Manusia identik dengan sandiwara. Klaim ini diamini oleh William Shakespeare dalam As You Like It (1599), Shakespeare menyebut “dunia ini merupakan panggung sandiwara”. Ia mengumpamakan dunia sebagai panggung, dan kehidupan manusia seperti pertunjukan sandiwara. Sandiwara pun bertransformasi menjadi sebuah seni dan berbagai peradaban menjadikan ‘sandiwara’ sebagai kekayaan budaya.
Misal negara Indonesia, di Provinsi Yogyakarta dikenal yang namanya ‘Dagelan Mataram’, dagelan yang mempertontonkan sandiwara di atas panggung-panggung. Seni pertunjukan yang menghibur jiwa-jiwa yang penat. Seiring kemajuan teknologi, kini masyarakat sudah bisa menikmati sandiwara melalui televisi dan gawai. Kemudahan ini menjadikan ‘sandiwara’ mendarah daging di lingkup sosial Indonesia. Bahkan sandiwara menjalar di berbagai sektor kehidupan.

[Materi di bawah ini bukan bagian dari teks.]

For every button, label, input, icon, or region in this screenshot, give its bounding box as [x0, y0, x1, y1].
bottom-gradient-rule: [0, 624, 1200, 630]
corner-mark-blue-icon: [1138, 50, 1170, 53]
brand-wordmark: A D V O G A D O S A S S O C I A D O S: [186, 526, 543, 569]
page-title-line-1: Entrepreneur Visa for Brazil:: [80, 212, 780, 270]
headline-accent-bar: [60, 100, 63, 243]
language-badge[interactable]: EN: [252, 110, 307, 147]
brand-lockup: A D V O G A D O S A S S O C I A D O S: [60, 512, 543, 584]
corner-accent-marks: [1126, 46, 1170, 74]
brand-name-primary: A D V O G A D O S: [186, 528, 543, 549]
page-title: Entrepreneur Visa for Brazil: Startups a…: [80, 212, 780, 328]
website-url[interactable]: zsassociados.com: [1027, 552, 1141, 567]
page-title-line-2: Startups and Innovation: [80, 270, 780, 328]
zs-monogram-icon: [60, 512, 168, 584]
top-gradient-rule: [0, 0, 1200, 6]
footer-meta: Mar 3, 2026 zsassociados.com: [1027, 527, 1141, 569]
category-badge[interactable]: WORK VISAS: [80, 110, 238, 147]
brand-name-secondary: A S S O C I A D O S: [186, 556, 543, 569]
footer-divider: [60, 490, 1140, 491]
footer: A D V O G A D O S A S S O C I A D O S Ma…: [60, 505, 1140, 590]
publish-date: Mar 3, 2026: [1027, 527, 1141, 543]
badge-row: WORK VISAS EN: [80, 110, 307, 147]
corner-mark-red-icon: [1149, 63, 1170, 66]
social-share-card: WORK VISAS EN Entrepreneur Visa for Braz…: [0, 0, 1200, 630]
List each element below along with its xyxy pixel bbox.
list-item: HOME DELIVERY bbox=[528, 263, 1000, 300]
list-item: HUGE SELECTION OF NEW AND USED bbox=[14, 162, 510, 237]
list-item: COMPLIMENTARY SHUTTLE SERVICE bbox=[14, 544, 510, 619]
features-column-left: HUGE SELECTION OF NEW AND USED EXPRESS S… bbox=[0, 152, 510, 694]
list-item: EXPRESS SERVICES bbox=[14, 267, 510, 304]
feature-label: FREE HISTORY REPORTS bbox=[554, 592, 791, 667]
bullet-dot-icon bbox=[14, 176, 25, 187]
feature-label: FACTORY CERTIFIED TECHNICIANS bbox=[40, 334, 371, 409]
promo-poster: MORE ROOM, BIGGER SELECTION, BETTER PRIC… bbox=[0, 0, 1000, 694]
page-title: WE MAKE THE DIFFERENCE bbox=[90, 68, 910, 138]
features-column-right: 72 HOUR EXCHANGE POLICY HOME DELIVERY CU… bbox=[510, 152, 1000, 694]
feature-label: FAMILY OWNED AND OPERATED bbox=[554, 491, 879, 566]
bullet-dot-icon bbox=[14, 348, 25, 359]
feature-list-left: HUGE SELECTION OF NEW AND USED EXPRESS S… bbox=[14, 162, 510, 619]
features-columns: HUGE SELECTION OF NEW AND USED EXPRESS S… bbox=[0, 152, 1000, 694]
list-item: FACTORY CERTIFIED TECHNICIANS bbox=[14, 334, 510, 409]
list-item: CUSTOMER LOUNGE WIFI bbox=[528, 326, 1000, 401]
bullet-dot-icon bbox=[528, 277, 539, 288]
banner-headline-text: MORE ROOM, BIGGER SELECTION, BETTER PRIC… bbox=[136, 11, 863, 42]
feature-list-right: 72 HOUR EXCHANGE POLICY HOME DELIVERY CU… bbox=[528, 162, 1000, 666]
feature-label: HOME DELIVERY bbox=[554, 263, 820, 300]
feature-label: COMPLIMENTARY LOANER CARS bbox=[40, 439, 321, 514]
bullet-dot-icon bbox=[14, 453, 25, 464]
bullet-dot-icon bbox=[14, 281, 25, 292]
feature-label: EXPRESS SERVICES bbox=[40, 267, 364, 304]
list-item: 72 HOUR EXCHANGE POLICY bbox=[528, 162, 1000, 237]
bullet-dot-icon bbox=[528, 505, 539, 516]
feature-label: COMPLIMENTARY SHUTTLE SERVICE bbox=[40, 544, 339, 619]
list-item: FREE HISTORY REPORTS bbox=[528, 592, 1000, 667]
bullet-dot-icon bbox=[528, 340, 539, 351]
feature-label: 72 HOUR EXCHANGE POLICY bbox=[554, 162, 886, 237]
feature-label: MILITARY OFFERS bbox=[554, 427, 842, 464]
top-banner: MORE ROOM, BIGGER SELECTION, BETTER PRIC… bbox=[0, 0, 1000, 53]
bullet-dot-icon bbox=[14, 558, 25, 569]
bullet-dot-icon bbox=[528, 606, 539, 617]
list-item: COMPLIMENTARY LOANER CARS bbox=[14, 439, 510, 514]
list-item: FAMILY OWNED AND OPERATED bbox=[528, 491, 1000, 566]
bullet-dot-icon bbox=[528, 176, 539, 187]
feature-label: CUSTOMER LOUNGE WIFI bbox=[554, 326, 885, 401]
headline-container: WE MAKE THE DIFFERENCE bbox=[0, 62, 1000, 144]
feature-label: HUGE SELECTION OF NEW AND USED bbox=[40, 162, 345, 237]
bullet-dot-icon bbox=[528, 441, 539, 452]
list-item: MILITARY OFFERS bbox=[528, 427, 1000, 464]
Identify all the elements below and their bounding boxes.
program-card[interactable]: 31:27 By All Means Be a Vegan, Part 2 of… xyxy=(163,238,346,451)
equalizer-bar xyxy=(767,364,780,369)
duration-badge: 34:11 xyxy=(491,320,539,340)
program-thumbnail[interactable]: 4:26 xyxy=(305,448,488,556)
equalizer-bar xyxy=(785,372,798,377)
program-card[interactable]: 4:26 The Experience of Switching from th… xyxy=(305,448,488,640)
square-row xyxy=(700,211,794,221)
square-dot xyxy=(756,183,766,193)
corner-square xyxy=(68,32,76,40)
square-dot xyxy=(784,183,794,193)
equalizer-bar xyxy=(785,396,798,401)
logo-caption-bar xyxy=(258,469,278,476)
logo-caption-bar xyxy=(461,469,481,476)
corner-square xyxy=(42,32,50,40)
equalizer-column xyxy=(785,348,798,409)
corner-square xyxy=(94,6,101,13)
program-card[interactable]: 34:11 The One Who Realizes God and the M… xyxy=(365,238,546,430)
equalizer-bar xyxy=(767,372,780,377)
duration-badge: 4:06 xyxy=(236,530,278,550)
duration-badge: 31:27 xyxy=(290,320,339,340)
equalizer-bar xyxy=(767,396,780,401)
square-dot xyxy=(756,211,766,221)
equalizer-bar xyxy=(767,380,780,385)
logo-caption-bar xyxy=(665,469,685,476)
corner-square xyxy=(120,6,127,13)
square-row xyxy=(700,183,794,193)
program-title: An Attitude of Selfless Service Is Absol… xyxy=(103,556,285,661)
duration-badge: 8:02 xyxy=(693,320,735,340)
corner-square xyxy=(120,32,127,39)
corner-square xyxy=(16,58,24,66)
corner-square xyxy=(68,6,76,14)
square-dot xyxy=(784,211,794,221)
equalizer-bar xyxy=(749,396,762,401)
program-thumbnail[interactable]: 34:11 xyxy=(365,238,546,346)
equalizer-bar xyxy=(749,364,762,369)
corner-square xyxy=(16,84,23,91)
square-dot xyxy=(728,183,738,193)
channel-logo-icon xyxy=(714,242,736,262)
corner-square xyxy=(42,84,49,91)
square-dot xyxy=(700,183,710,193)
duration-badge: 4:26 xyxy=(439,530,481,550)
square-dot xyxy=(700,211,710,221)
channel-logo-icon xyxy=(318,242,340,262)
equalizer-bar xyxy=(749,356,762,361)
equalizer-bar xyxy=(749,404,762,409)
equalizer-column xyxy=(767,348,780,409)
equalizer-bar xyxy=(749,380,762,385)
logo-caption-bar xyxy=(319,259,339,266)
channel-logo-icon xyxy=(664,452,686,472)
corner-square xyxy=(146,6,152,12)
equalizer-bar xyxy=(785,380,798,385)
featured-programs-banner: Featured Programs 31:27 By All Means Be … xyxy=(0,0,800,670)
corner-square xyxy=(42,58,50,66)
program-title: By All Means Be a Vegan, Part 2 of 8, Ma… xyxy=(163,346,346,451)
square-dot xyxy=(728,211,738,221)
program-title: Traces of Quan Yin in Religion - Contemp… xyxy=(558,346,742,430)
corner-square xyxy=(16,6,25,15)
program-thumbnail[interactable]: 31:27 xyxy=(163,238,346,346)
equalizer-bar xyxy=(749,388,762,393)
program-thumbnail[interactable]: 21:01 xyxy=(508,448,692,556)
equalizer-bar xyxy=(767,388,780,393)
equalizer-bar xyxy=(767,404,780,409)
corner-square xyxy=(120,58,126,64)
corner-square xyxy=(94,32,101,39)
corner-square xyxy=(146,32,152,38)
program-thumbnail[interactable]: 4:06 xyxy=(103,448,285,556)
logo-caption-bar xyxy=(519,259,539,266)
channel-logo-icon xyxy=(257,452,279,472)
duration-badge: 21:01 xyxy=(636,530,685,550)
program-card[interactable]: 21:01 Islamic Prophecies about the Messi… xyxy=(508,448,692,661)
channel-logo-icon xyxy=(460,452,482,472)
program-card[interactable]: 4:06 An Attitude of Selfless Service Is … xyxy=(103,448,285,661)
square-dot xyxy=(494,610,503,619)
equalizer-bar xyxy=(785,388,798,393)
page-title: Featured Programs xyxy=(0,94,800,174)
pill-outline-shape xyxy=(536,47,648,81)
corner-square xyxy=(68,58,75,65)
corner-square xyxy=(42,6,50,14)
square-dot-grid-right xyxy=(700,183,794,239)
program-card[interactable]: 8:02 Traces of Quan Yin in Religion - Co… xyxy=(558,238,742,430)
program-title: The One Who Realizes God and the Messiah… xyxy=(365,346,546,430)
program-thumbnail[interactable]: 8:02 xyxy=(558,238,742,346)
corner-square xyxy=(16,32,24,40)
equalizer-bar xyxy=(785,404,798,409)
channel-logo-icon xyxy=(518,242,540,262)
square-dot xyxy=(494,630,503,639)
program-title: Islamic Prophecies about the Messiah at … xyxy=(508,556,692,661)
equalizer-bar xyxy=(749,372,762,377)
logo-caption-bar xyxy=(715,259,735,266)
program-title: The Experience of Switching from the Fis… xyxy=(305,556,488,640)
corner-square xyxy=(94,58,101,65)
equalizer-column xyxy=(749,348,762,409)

Lingkup pemerintahan pun disihir menjadi panggung-panggung. Para politisi berpacu menampilkan sandiwara. Senada, Emrus Sihombing seorang pengamat komunikasi politik menyebut “para politisi Indonesia kebanyakan pemain sandiwara dan semua jago bersandiwara”. Perlu kita ingat bahwa sandiwara yang dimainkan oleh aktor dan seniman tentu mengundang bahagia. Namun beda halnya dengan sandiwara yang dimainkan para politisi. Sebab, sandiwara para politisi identik dengan kebohongan, pembodohan, dan tipu daya yang dilakukan demi kepentingan golongan tertentu.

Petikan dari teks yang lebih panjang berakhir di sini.